Speaking at the Committee of the Regions plenary session in Brussels on Wednesday, Platini said that local communities had a key role in developing Europe's "sporting model".
"In the world of football, being picked for your national team or playing in a European tournament is seen as the pinnacle, but in the end you play in your local team, the one you grew up with," he said.
He added that football could help immigrant communities to adapt to life in their new countries, saying, "Football is about integration, inclusion, giving support and offering a welcome.
"In many cases, football is a far more effective driver of integration than school or social services, and it is football which gives young people their identities."

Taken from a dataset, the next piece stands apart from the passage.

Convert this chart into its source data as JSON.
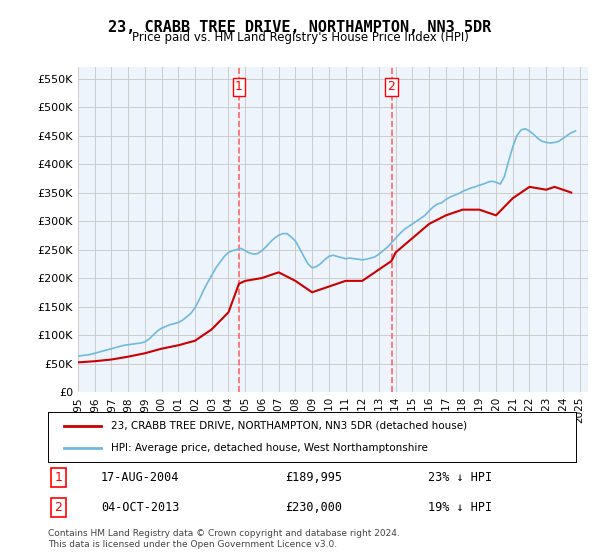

The CoR published an opinion on equality in sport in 2007, which emphasised how sport could be used to address discrimination.
Rapporteur Peter Moore, the UK ALDE member for Sheffield, said, "In these current economic times, the huge sums of money in football seem hard to justify, and there is a risk that the sport could one day become totally divorced from the communities in which it operates.
"That is why I think many football clubs are keen to be seen to be doing something for their local communities."
One area where the social benefits of sport are likely to be felt is in London, which will be host to the 2012 Olympic games.
According to London MEP Mary Honeyball, who also sits on parliament's culture and education committee, the games provide a "fantastic opportunity" for the capital.
The Olympics, to be held in one of London's most deprived areas, will receive billions of euros of investment and are expected to create up to 250,000 jobs.
"I think the whole regeneration of the area will make a huge difference," she said. The Olympic facilities will remain in place after 2012, and Honeyball is confident that "there will be a legacy" which "will help social integration".
"I think sport can be really helpful on a number of levels," she said. "If you encourage sport at local level it can provide things for young people to do and get them interested."
The Lisbon treaty has given the EU a 'soft competence' in the area of sport, with Brussels given a budget to develop a sports programme that could look at issues such as how to tackle racism.
Honeyball said the new powers will help MEPs "do things in a way that we couldn't before", although she calls on fellow deputies to be careful to avoid too much focus on the governance on football.
"We need to think creatively about how we can develop sports in member states and help young people," she added.